Some schools require a personal statement with a nursing school application, some, like Joyce, require an in-person interview in lieu of an essay, and some require both. Before the words “in-person interview” put you off, you should realize the benefits of this process! If you’re not the most skilled writer, an in-person nursing school interview will nicely supplement (or thankfully replace) a personal statement where every word and comma matters.
Also, interviews are a great way for you to see if the program fits your personality, lifestyle, and career trajectory. It’s not as scary as your first job interview, but it’s important to treat it with the same level of respect and preparation as you would if you were gaining employment from it. Because, in a sense, you will, someday!
Your first impression on nursing school administrators can make a lasting effect on your career, meaning you definitely want to nail it. Here are some basic etiquette rules you’ll want to master before the interview begins that can help you stand out from the rest. If you’ve ever had a job interview, some of these will look familiar.
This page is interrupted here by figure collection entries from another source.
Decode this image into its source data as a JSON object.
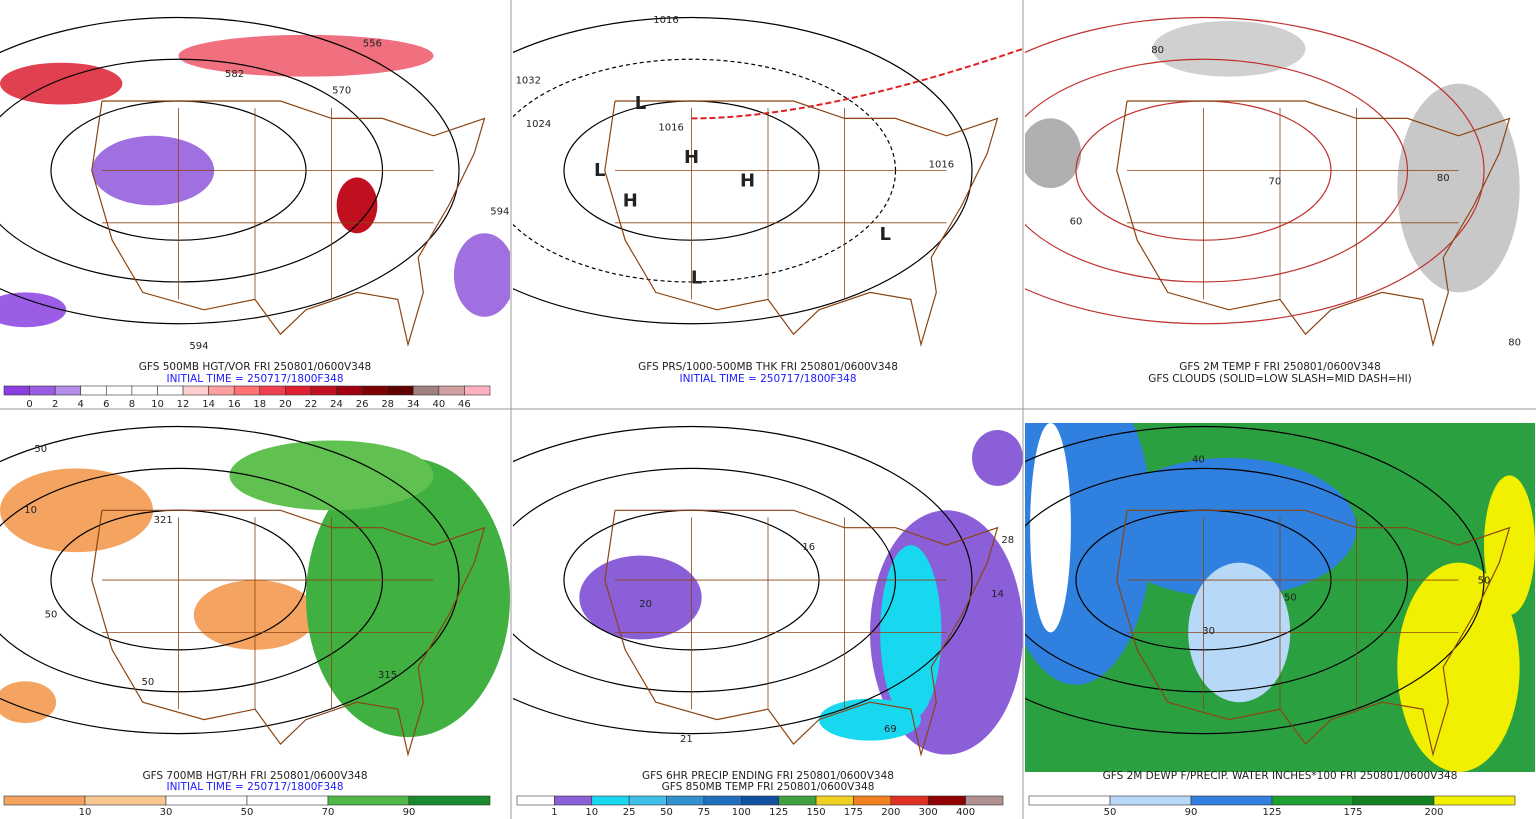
{
  "panels": [
    {
      "labels": [
        "556",
        "582",
        "570",
        "594",
        "594"
      ],
      "caption": [
        "GFS 500MB HGT/VOR FRI 250801/0600V348",
        "INITIAL TIME = 250717/1800F348"
      ],
      "colorbar": {
        "colors": [
          "#8b3fe0",
          "#9b5de5",
          "#b48ee8",
          "#ffffff",
          "#ffffff",
          "#ffffff",
          "#ffffff",
          "#ffd0d0",
          "#ffa0a0",
          "#ff7070",
          "#f04050",
          "#e02030",
          "#c01020",
          "#a00010",
          "#800000",
          "#600000",
          "#a08080",
          "#d0a0a0",
          "#ffb0c0"
        ],
        "labels": [
          "0",
          "2",
          "4",
          "6",
          "8",
          "10",
          "12",
          "14",
          "16",
          "18",
          "20",
          "22",
          "24",
          "26",
          "28",
          "34",
          "40",
          "46"
        ]
      }
    },
    {
      "labels": [
        "1016",
        "1032",
        "1024",
        "1016",
        "1016",
        "L",
        "L",
        "L",
        "H",
        "H",
        "H",
        "L"
      ],
      "caption": [
        "GFS PRS/1000-500MB THK FRI 250801/0600V348",
        "INITIAL TIME = 250717/1800F348"
      ]
    },
    {
      "labels": [
        "80",
        "70",
        "60",
        "80",
        "80"
      ],
      "caption": [
        "GFS 2M TEMP F FRI 250801/0600V348",
        "GFS CLOUDS (SOLID=LOW SLASH=MID DASH=HI)"
      ]
    },
    {
      "labels": [
        "50",
        "10",
        "321",
        "50",
        "50",
        "315"
      ],
      "caption": [
        "GFS 700MB HGT/RH FRI 250801/0600V348",
        "INITIAL TIME = 250717/1800F348"
      ],
      "colorbar": {
        "colors": [
          "#f4a460",
          "#f8c890",
          "#ffffff",
          "#ffffff",
          "#50b848",
          "#1a8a2e"
        ],
        "labels": [
          "10",
          "30",
          "50",
          "70",
          "90"
        ]
      }
    },
    {
      "labels": [
        "20",
        "16",
        "21",
        "14",
        "28",
        "69"
      ],
      "caption": [
        "GFS 6HR PRECIP ENDING FRI 250801/0600V348",
        "GFS 850MB TEMP FRI 250801/0600V348"
      ],
      "colorbar": {
        "colors": [
          "#ffffff",
          "#8a5fd8",
          "#18d8f0",
          "#40c0e8",
          "#3090d0",
          "#2070c0",
          "#1050a0",
          "#40a040",
          "#f0d020",
          "#f08020",
          "#e03020",
          "#900000",
          "#b09090"
        ],
        "labels": [
          "1",
          "10",
          "25",
          "50",
          "75",
          "100",
          "125",
          "150",
          "175",
          "200",
          "300",
          "400"
        ]
      }
    },
    {
      "labels": [
        "40",
        "50",
        "30",
        "50"
      ],
      "caption": [
        "GFS 2M DEWP F/PRECIP. WATER INCHES*100 FRI 250801/0600V348"
      ],
      "colorbar": {
        "colors": [
          "#ffffff",
          "#b8d8f8",
          "#3080e0",
          "#20a030",
          "#108020",
          "#f0f000"
        ],
        "labels": [
          "50",
          "90",
          "125",
          "175",
          "200"
        ]
      }
    }
  ]
}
The same principles apply here, as well.
Related Resource: 5 Tips for Going Back to School Later in Life
If your nursing school application does not require a personal statement, your interview is the time to let your personality sparkle. It’s also time for the interviewer to get to know you, the skills you have, and what would make you a great nurse. During the interview at Joyce, we discuss the applicant’s personal and professional goals, objectives, and motivations for applying to our program. Because our nursing program in Draper is such a huge commitment, we make sure to talk about that, too. No two interviews will be the same, but there are a few universal ways to prepare yourself.
To top off a great interview, drop a handwritten thank-you note in mail or at the front desk, or send an email to your application consultant. It might seem old-fashioned, but the thank-you note goes a long way in showing gratitude for your interviewer’s time and effort in helping your achieve your goals.
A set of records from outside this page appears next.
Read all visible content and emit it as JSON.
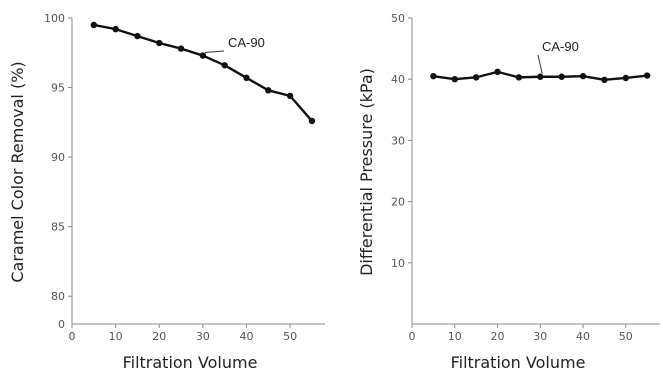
{
  "chart_data": [
    {
      "type": "line",
      "xlabel": "Filtration Volume",
      "ylabel": "Caramel Color Removal (%)",
      "xlim": [
        0,
        58
      ],
      "ylim": [
        78,
        100
      ],
      "xticks": [
        0,
        10,
        20,
        30,
        40,
        50
      ],
      "yticks": [
        80,
        85,
        90,
        95,
        100
      ],
      "grid": false,
      "series": [
        {
          "name": "CA-90",
          "x": [
            5,
            10,
            15,
            20,
            25,
            30,
            35,
            40,
            45,
            50,
            55
          ],
          "y": [
            99.5,
            99.2,
            98.7,
            98.2,
            97.8,
            97.3,
            96.6,
            95.7,
            94.8,
            94.4,
            92.6
          ]
        }
      ]
    },
    {
      "type": "line",
      "xlabel": "Filtration Volume",
      "ylabel": "Differential Pressure (kPa)",
      "xlim": [
        0,
        58
      ],
      "ylim": [
        0,
        50
      ],
      "xticks": [
        0,
        10,
        20,
        30,
        40,
        50
      ],
      "yticks": [
        10,
        20,
        30,
        40,
        50
      ],
      "grid": false,
      "series": [
        {
          "name": "CA-90",
          "x": [
            5,
            10,
            15,
            20,
            25,
            30,
            35,
            40,
            45,
            50,
            55
          ],
          "y": [
            40.5,
            40.0,
            40.3,
            41.2,
            40.3,
            40.4,
            40.4,
            40.5,
            39.9,
            40.2,
            40.6
          ]
        }
      ]
    }
  ]
}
Related Resource: 5 Things to Emphasize During Your First Nursing Job Interview
Along with an in-person interview and/or personal statement, you’ll need to take and pass a standardized entrance exam. These tests are meant to assess your math, science, and reading abilities. Like any other exam, not giving yourself enough time to study and plan ahead of time can hurt your chances of doing well.
First, identify which test you need to take. If this information isn’t available on the school’s website, ask the admissions office or consultant. When you know which test is applicable to you, invest in a practice booklet. Review the booklet and take any and all practice tests you can get your hands on.
Taking practices tests will give you a good idea of where you stand and what subjects you need to focus on. After you determine which subject needs a little work: study, study, study! Each person’s study style is different. Some do fine at home, but others need a neutral space with little to no distractions, like the library. Find the spot that’s right for you, and dig in. Work on your weakest subject by doing at least 20 practice problems from your test booklet. For the questions you get wrong, review the answers, and make yourself some flashcards. Quiz yourself on the questions you get stuck on until you know the answers inside and out. If you need a personal tutor or want to take a prep course, contact the admissions office at your school and see if they have any recommendations.
The week before your exam, make sure you are getting plenty of rest, especially the night before. On the day of, eat a nutritious breakfast and leave all your stress at the door — you’ve done all your prep work, and it’s time to put all your knowledge to the test.
Related Resource: The Best Advice for Applying to Nursing School Again
Waiting until the last minute to turn in your application materials is a recipe for disaster. Because there are many steps you need to take in order to complete the entire process, procrastinating on your nursing school application can cause undue stress and anxiety, mistakes can easily go unnoticed, or, in the worst case scenario, your application will be incomplete.
As soon as you know which nursing school is right for you, review its application requirements, deadlines, and start dates. Start the process as soon as possible. If you’re waiting on a diploma, follow up with your high school or any other institution to make sure they sent it to you or the school you’re applying to. If required, do the same with letters of recommendation. (Note: Remember to be courteous. The people recommending you are doing you a favor!) Schedule all exams well ahead of time, so you have ample time to study and get your test scores in before the deadline. Write a few drafts of your personal statement (if applicable) and have it edited by trusted friends or family members. Be prepared for your in-person interview.
After you’ve compiled all your materials and sent them off, follow up with the admissions office a few weeks after the deadline. (Note: In some cases, it might take the office a while to file everything, so don’t be distressed if this is the case.)
After you receive confirmation that your materials are in, sit back and relax: It might be the last time you can before the madness of nursing school begins!